On Dail Dinwiddie, Missing for Twenty Years


I cannot believe it's been twenty years since my friend Dail went missing. In light of some fresh press coverage, I wanted to share this with you. Please spread the word. Help us find Dail. 

On September 24, 1992, Dail Boxley Dinwiddie disappeared from Columbia, South Carolina.

It happens everyday. You hear it on the news, read it in the papers, see alerts on the highway signs. And with the advent of the 24-hour news cycle, Amber Alerts and a more responsive police force, these commonplace disappearances sometimes end with good news. I wish that could happen for Dail.

The facts of this case are cut and dried. On the evening of September 23, 1992, Dail attended a U2 concert. When the concert ended, she headed down to the Five Points area of Columbia with a few friends. They finished the evening at a bar called Jungle Jim’s. She got separated from her friends, and spoke to the bouncer at approximately 1:15 a.m. – 1:30 a.m. He remembers her leaving the bar as if she was going to walk home. She went north on Harden Street. And then she simply disappeared.

She was wearing an olive green long sleeved shirt, a blue LL Bean jacket tied around her waist, faded blue jeans and brown boots. She’s barely five feet tall and less than 100 pounds, has light brown hair and brown eyes. Her ears are pierced, and she has a crippled finger on each hand.

On every missing poster, under circumstances of disappearance, the words UNKNOWN and ENDANGERED MISSING appear. The posters, which were plastered everywhere we could get them, all over the country, read: 

KIDNAPPED. $50,000 REWARD for INFORMATION LEADING TO THE ARREST AND CONVICTION OF PERSON OR PERSONS RESPONSIBLE FOR THE KIDNAPPING OF DAIL DINWIDDIE.

Despite a $50,000 reward, no credible links have been made to Dail's disappearance.

What happened to Dail? She wasn’t the type of girl to just run off. She lived at home, was taking art classes with an eye on graduate school (she majored in Art History at Randolph-Macon Woman’s College.) Her parents and close friends immediately knew something was dreadfully wrong; she just wouldn’t have not come home, not called, if she could.

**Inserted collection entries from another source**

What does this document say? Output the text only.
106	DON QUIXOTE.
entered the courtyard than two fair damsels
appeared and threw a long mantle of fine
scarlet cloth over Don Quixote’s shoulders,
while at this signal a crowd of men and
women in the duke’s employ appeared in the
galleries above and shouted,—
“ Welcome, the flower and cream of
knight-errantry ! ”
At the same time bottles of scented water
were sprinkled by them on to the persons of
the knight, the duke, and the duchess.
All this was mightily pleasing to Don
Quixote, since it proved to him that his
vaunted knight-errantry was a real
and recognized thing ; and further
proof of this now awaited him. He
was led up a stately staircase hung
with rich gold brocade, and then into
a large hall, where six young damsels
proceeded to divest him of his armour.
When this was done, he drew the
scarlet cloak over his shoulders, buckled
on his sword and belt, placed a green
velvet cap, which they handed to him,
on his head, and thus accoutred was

Dail and I went to college together. I don’t claim to be one of her closest friends. Though RMWC is a small school, she and I didn’t cross paths until senior year. The Dail I remember was a bright, fun woman whose smile could light up a room. She had an infectious laugh. She was smart as a whip.

I remember getting that phone call – Did you hear? Dail’s gone missing. I remember how my heart sank. How I felt like there was nothing I could do. How my fervent prayers went unanswered, and slowly, over the years, Dail’s face faded from the news cycle.

I have a little bit of Dail’s case in each of my books, something of a tribute to her. She has become a number, which saddens me. She’s in the Nation’s Missing Children Organization and Center for Missing Adults (MPCCN Case File 455F90) She is part of the Doe Network (Case File 635DFSC), and The Kristen Foundation (Investigative Case Number 92-31749). She is listed in news stories, columns, even appears in Wikipedia under the heading of Missing White Girl Syndrome.

None of that is important. Finding Dail is all that matters. If you know anything, or think you know someone who might, please call the Columbia Police Department at 803-545-3525, or the South Carolina Law Enforcement Division (SLED) at 803-737-9000.

The case is open, and they’ll listen to anything you have to say.

6/10/06 UPDATE -- THE STATE, Columbia's newspaper, has a story today. New DNA found in Dail's case...

5/16/12 UPDATE -- WIS TV Did a story on Dail's disappearance. With any luck, in this new social media age, someone will come forward with actionable evidence.